“He would picture the clouds and the mists, the mountain-tops arresting the fogs and condensing them with its ledges; the little springs which run among the hills, the river’s cradle among the rocks, the tiny brook descending over the desolation of the heights, the brooklet entering the forest, the mossy coverts, the fern-covered banks, the shadowing trees, the twisting, turning stream, winding downward amidst tawny rocks, jumping over cataracts and falls, then emerging into the lower pasture slopes, with cattle drinking at its banks, and then the meadows with great sweeping branches of overhanging trees, the vexing wheels of mills, the larger and larger river, and then the city with its grime, and beyond, the sea, with its mighty ships sailing to far Cathay. And how his wondrous eyes, which had the luminousness but never the passion of the flame, used to glow as he talked of Nature and of the secrets that she told him and of the apostleship he held to make the great world see and love Nature with something of his idolatry. He kept the gladness of his youth and was never won away from the paths in which his boyish feet had strayed. That wondrous picture-making period of boyhood ever held his soul in thrall. He lived in the city, for he was the busiest worker among men, but the roots of his heart were tangled with the grasses of the sunlit pastures where his youth had been. When the sun’s rays lengthened over the noisy city, with the swiftness of the arrow’s flight from a Tartar’s bow he sought the old scenes, and there at length when favoring fortune came, he built his home, and when death wanted him she sought him there, and there she found him.”

The minute prepared for the Century Club of New York City was more than a perfunctory record, and witnesses to the high esteem in which the members held him:

“William Hamilton Gibson, distinguished alike as an artist, an author, and an illustrator, had risen by unwonted industry, native talent, and a tireless enthusiasm to a high place in the esteem of the lovers of nature and the admirers of true art. He was recognized as an artist with the pen as well as with the pencil, and entitled to a place among those enthusiastic naturalists who have the skill in words to impart their enthusiasm. His ‘Highways and Byways,’ ‘Pastoral Days,’ the ‘Heart of the White Mountains,’ ‘Nature’s Serial Story,’ ‘Camp Life in the Woods,’ ‘Trapping and Trap Making,’ ‘Happy Hunting Grounds,’ and many other books, all illustrated by himself, showed his scientific exactitude and his artistic quality. His illustrated article in the last number of ‘Harper’s Magazine’ seems like a farewell message from him in another world. He was also a noted water-colorist, and, in later years, a popular lecturer on natural history.
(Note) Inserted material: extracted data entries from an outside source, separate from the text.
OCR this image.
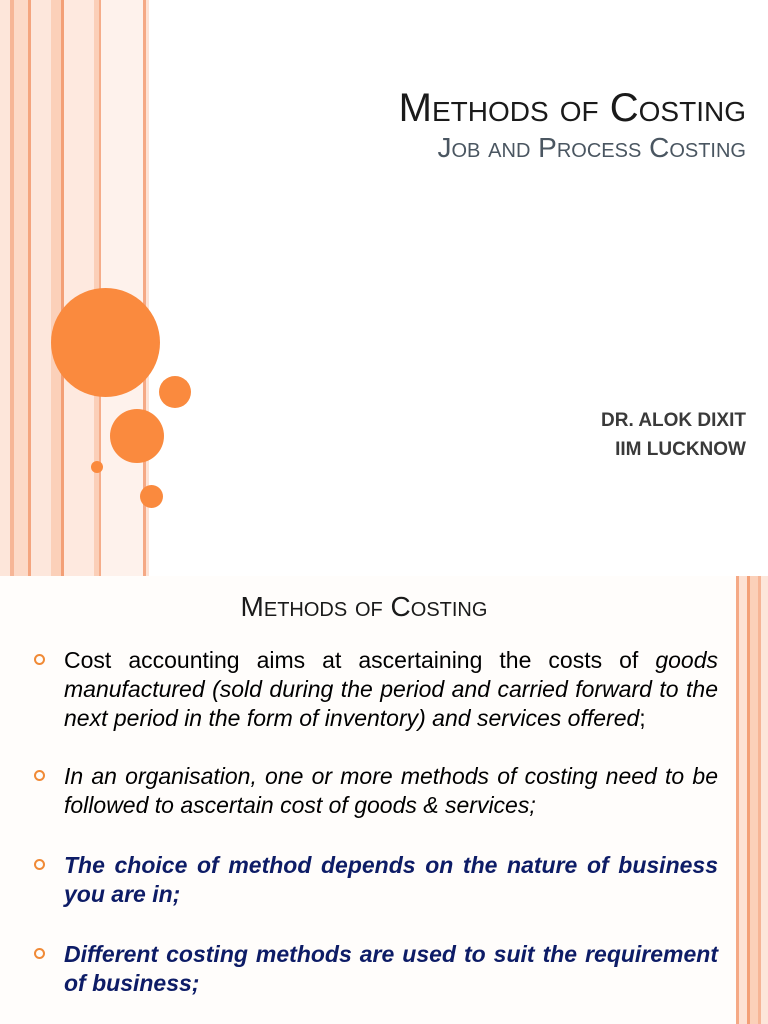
Methods of Costing
Job and Process Costing
DR. ALOK DIXIT
IIM LUCKNOW
Methods of Costing
Cost accounting aims at ascertaining the costs of goods manufactured (sold during the period and carried forward to the next period in the form of inventory) and services offered;
In an organisation, one or more methods of costing need to be followed to ascertain cost of goods & services;
The choice of method depends on the nature of business you are in;
Different costing methods are used to suit the requirement of business;
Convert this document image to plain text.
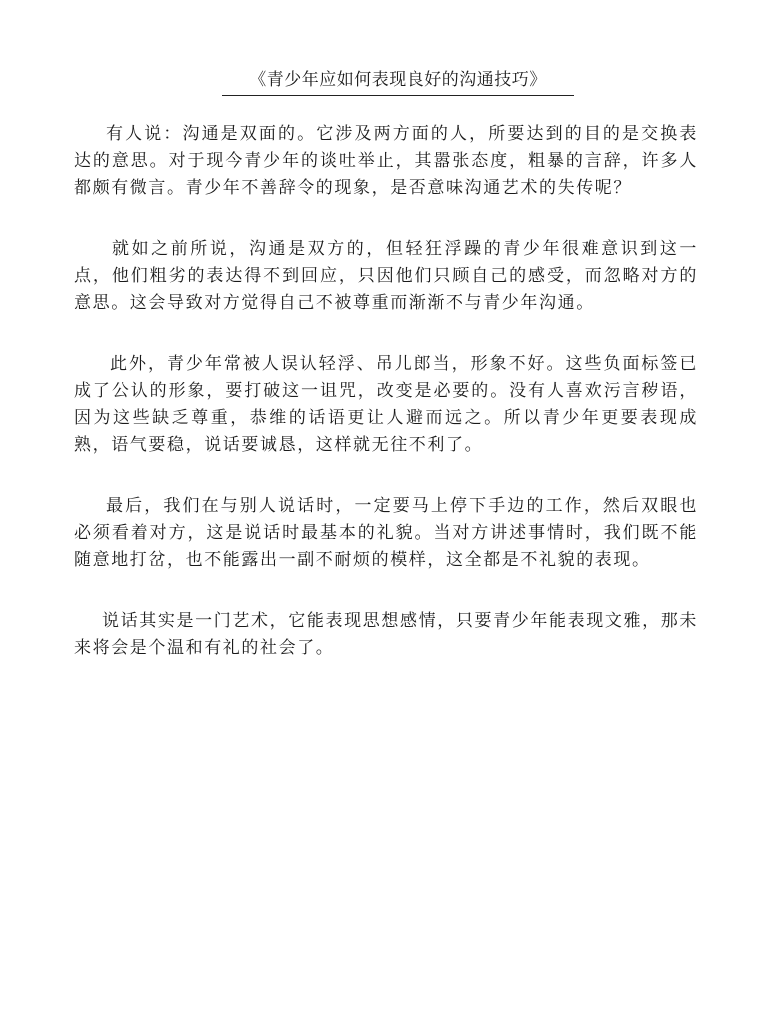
《青少年应如何表现良好的沟通技巧》

有人说：沟通是双面的。它涉及两方面的人，所要达到的目的是交换表达的意思。对于现今青少年的谈吐举止，其嚣张态度，粗暴的言辞，许多人都颇有微言。青少年不善辞令的现象，是否意味沟通艺术的失传呢？

就如之前所说，沟通是双方的，但轻狂浮躁的青少年很难意识到这一点，他们粗劣的表达得不到回应，只因他们只顾自己的感受，而忽略对方的意思。这会导致对方觉得自己不被尊重而渐渐不与青少年沟通。

此外，青少年常被人误认轻浮、吊儿郎当，形象不好。这些负面标签已成了公认的形象，要打破这一诅咒，改变是必要的。没有人喜欢污言秽语，因为这些缺乏尊重，恭维的话语更让人避而远之。所以青少年更要表现成熟，语气要稳，说话要诚恳，这样就无往不利了。

最后，我们在与别人说话时，一定要马上停下手边的工作，然后双眼也必须看着对方，这是说话时最基本的礼貌。当对方讲述事情时，我们既不能随意地打岔，也不能露出一副不耐烦的模样，这全都是不礼貌的表现。

说话其实是一门艺术，它能表现思想感情，只要青少年能表现文雅，那未来将会是个温和有礼的社会了。
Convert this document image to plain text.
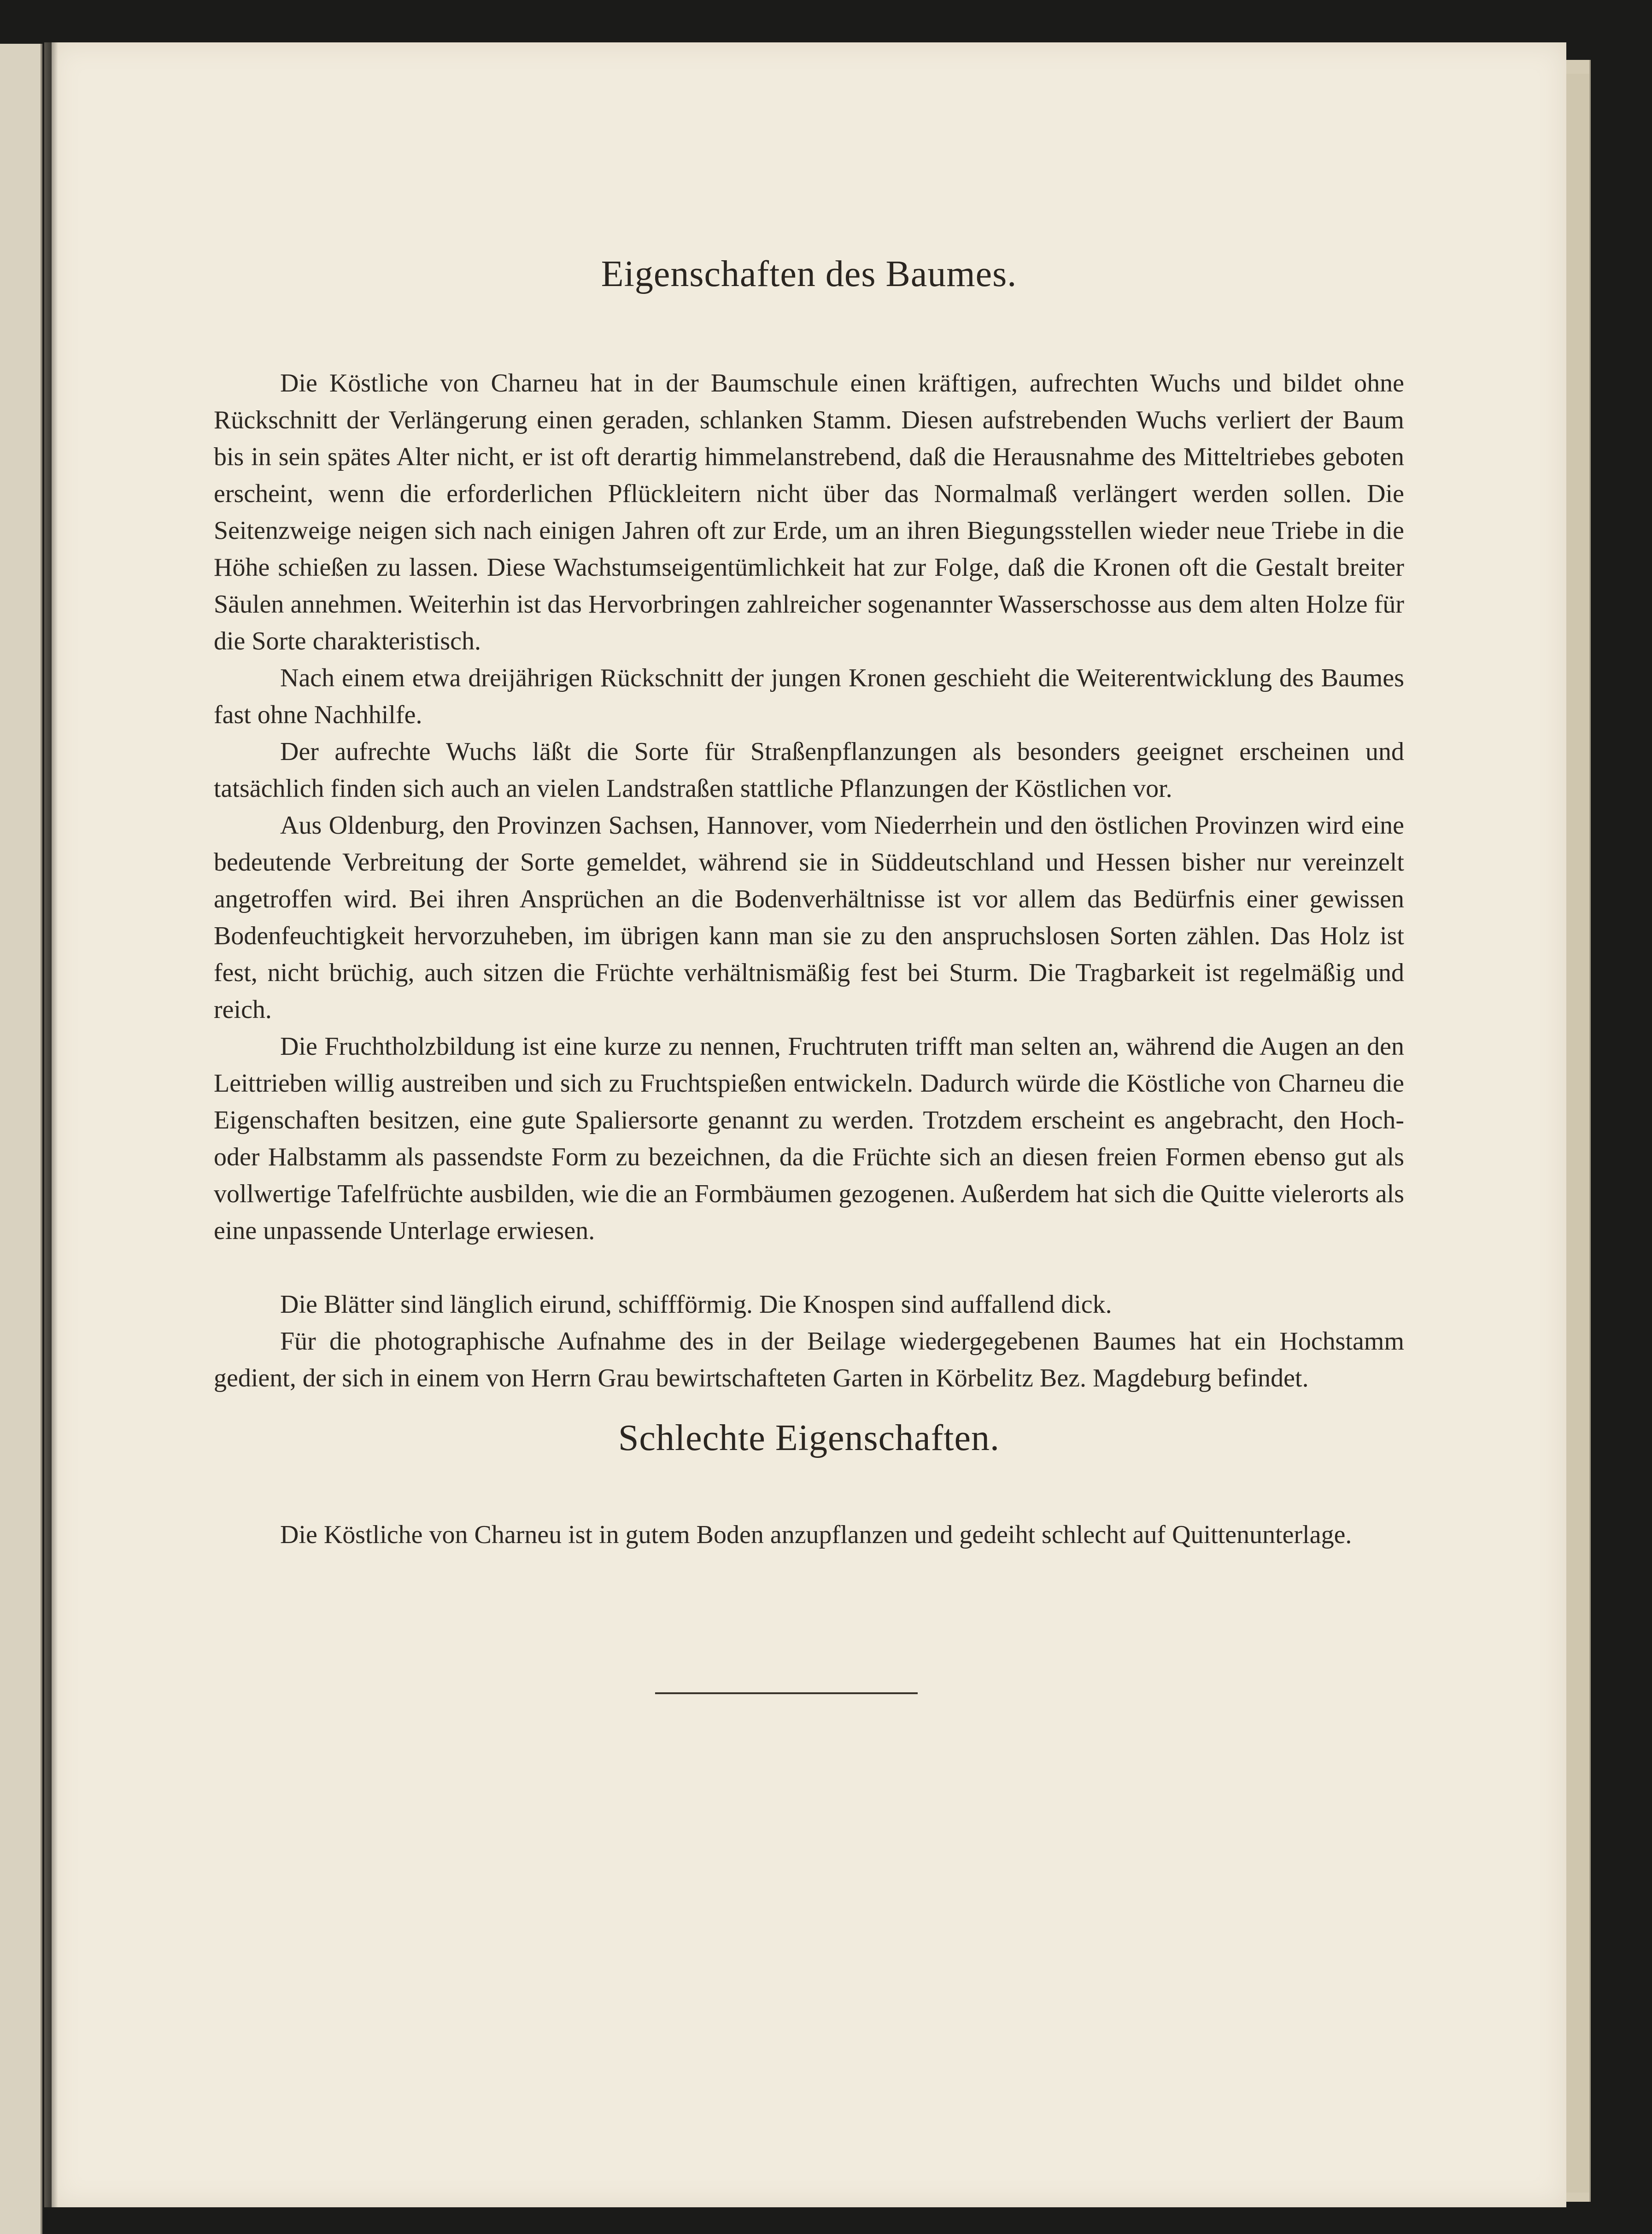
Eigenschaften des Baumes.

Die Köstliche von Charneu hat in der Baumschule einen kräftigen, aufrechten Wuchs und bildet ohne Rückschnitt der Verlängerung einen geraden, schlanken Stamm. Diesen aufstrebenden Wuchs verliert der Baum bis in sein spätes Alter nicht, er ist oft derartig himmelanstrebend, daß die Herausnahme des Mitteltriebes geboten erscheint, wenn die erforderlichen Pflückleitern nicht über das Normalmaß verlängert werden sollen. Die Seitenzweige neigen sich nach einigen Jahren oft zur Erde, um an ihren Biegungsstellen wieder neue Triebe in die Höhe schießen zu lassen. Diese Wachstumseigentümlichkeit hat zur Folge, daß die Kronen oft die Gestalt breiter Säulen annehmen. Weiterhin ist das Hervorbringen zahlreicher sogenannter Wasserschosse aus dem alten Holze für die Sorte charakteristisch.

Nach einem etwa dreijährigen Rückschnitt der jungen Kronen geschieht die Weiterentwicklung des Baumes fast ohne Nachhilfe.

Der aufrechte Wuchs läßt die Sorte für Straßenpflanzungen als besonders geeignet erscheinen und tatsächlich finden sich auch an vielen Landstraßen stattliche Pflanzungen der Köstlichen vor.

Aus Oldenburg, den Provinzen Sachsen, Hannover, vom Niederrhein und den östlichen Provinzen wird eine bedeutende Verbreitung der Sorte gemeldet, während sie in Süddeutschland und Hessen bisher nur vereinzelt angetroffen wird. Bei ihren Ansprüchen an die Bodenverhältnisse ist vor allem das Bedürfnis einer gewissen Bodenfeuchtigkeit hervorzuheben, im übrigen kann man sie zu den anspruchslosen Sorten zählen. Das Holz ist fest, nicht brüchig, auch sitzen die Früchte verhältnismäßig fest bei Sturm. Die Tragbarkeit ist regelmäßig und reich.

Die Fruchtholzbildung ist eine kurze zu nennen, Fruchtruten trifft man selten an, während die Augen an den Leittrieben willig austreiben und sich zu Fruchtspießen entwickeln. Dadurch würde die Köstliche von Charneu die Eigenschaften besitzen, eine gute Spaliersorte genannt zu werden. Trotzdem erscheint es angebracht, den Hoch- oder Halbstamm als passendste Form zu bezeichnen, da die Früchte sich an diesen freien Formen ebenso gut als vollwertige Tafelfrüchte ausbilden, wie die an Formbäumen gezogenen. Außerdem hat sich die Quitte vielerorts als eine unpassende Unterlage erwiesen.

Die Blätter sind länglich eirund, schiffförmig. Die Knospen sind auffallend dick.

Für die photographische Aufnahme des in der Beilage wiedergegebenen Baumes hat ein Hochstamm gedient, der sich in einem von Herrn Grau bewirtschafteten Garten in Körbelitz Bez. Magdeburg befindet.

Schlechte Eigenschaften.

Die Köstliche von Charneu ist in gutem Boden anzupflanzen und gedeiht schlecht auf Quittenunterlage.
“His facility of expression and ingenious illustration of his subject by his crayon and mechanical appliances instructed and entertained his audiences, and no man had appeared in this field since Agassiz with such success as met him. There was a charm in his personality from the earnestness and kindliness of his nature, and the number of those who mourn his early death is not confined to his personal friends alone.

“Pleasant and unfading memories mingle with our regrets at parting with those whose names are recorded here. They were men without exception worthy, true, and of good report. May we not say, as their survivors, and conscious of our failings—

“‘Our lives are albums written through,
With good or ill, with false or true,
And as the blessed angels turn
The pages of our years,
God grant they read the good with smiles
And blot the ill with tears.’

“Henry E. Howland,
”Secretary.

“Century Club House,
“New York, January 9th, 1897.”

Other phases of his versatile spirit are noted by Mr. Alexander Black:

“I first met Mr. Gibson at the Authors Club in the old rooms on Twenty-fourth Street. At that time he was a regular attendant at the meetings, and he remained among the faithful until his lectures began. Thereafter he came, I fancy, whenever he was free to come, and found a stimulating enjoyment in meeting his fellow-craftsmen, literary and artistic, with whom at all times he had a hearty frankness of cordiality that made him an always-welcome figure in this singularly democratic group. At times I found him pulling at a ‘long Tom,’ generally, as he put it, ‘in self-defense,’ for we hovered in a deep fog of smoke. After I myself had been elected to the Club (in 1888) we met regularly in this literary aerie, and endured in common the recurrent jest inflicted upon those who, at two A.M., still had to make a homeward journey to Brooklyn,—an infliction which fell lightly upon me when I had his company to the Bridge, and could hear him talk of the flowers and their insect visitors, or the current movements of art.